So I believe you have decided to describe this series by, $$ \sum_{n = 1}^{\infty} \left({\frac{1}{2}}\right)^n + \left({\frac{1}{3}}\right)^n $$
Root Test:
Now by the expansion of the Binomial Theorem for each $n \in \Bbb N$,
$$ 0 \lt \sqrt[n]{ \left({\frac{1}{2}}\right)^n + \left({\frac{1}{3}}\right)^n } \lt \sqrt[n]{\left({\frac{1}{2} + \frac{1}{3}}\right)^n } = \left({\frac{1}{2} + \frac{1}{3}}\right) = \frac 5 6 $$
$$ 0 \lt \lim \sqrt[n]{ \left({\frac{1}{2}}\right)^n + \left({\frac{1}{3}}\right)^n } \lt 1 $$
See this.

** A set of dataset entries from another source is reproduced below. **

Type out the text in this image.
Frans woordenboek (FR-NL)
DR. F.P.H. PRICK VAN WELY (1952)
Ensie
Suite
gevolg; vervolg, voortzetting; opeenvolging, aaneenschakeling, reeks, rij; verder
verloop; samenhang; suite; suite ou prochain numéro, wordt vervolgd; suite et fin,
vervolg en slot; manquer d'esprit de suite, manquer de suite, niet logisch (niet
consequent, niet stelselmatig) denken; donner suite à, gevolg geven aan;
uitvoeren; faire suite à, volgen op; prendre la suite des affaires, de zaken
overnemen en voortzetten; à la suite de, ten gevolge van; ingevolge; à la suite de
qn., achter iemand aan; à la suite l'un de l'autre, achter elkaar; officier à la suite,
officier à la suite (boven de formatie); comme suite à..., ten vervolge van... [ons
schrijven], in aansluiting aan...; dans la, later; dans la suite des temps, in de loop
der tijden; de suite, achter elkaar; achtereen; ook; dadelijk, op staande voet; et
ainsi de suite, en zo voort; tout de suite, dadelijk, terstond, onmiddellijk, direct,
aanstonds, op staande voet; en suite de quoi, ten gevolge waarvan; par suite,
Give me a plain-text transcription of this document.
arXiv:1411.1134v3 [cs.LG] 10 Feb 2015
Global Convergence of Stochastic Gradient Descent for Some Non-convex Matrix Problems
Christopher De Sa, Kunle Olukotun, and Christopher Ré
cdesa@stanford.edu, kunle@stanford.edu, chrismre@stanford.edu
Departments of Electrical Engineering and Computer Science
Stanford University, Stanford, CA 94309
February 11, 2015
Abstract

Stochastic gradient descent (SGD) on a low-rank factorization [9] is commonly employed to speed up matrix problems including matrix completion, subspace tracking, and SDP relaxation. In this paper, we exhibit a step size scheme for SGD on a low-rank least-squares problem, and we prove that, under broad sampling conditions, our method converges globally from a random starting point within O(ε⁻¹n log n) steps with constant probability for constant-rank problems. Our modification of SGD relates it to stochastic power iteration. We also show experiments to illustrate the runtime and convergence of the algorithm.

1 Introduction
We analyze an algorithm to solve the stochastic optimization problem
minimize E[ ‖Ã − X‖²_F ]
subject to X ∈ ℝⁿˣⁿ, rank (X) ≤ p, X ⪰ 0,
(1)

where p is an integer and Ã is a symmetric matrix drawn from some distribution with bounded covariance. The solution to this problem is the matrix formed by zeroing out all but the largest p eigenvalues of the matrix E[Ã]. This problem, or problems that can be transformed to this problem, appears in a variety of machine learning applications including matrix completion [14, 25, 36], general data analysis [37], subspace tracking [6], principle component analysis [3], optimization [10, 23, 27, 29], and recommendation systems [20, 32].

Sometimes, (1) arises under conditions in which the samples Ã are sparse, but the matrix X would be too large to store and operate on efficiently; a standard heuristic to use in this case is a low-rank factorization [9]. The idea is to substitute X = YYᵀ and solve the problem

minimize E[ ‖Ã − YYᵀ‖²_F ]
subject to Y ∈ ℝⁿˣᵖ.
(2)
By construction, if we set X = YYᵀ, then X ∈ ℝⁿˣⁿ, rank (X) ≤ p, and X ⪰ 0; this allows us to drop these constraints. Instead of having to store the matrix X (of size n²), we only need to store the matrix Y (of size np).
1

From this it follows that our series converges.
Ratio Test:
First note that $ \left({\frac{1}{2}}\right)^{n + 1} + \left({\frac{1}{3}}\right)^{n + 1} = \frac{1}{2}\left({\frac{1}{2}}\right)^{n} + \frac{1}{3}\left({\frac{1}{3}}\right)^{n} \lt \frac{1}{2}\left({\frac{1}{2}}\right)^{n} + \frac{1}{2}\left({\frac{1}{3}}\right)^{n} $ for each $n \in \Bbb N$
Therefore,
$$ 0 \lt \frac{ \left({\frac{1}{2}}\right)^{n + 1} + \left({\frac{1}{3}}\right)^{n + 1} }{ \left({\frac{1}{2}}\right)^n + \left({\frac{1}{3}}\right)^n} \lt \frac{1}{2}\frac{ \left({\frac{1}{2}}\right)^n + \left({\frac{1}{3}}\right)^n }{ \left({\frac{1}{2}}\right)^n + \left({\frac{1}{3}}\right)^n } = \frac{1}{2} $$
whence it follows that
$$ 0 \lt \lim \frac{ \left({\frac{1}{2}}\right)^{n + 1} + \left({\frac{1}{3}}\right)^{n + 1} }{ \left({\frac{1}{2}}\right)^n + \left({\frac{1}{3}}\right)^n} \lt \frac 1 2 \lt 1 $$
Clearly, our series again converges.
It is also probably worth mentioning that you can easily prove that if $\sum a_n$ and $\sum b_n$ are convergent series then $\sum a_n + b_n$ will converge too. And the sum will be the sum of the two convergent series. Therefore the convergence of the geometric series $\sum (\frac{1}{2})^n$ and $\sum (\frac{1}{3})^n$ imply the convergence of yours.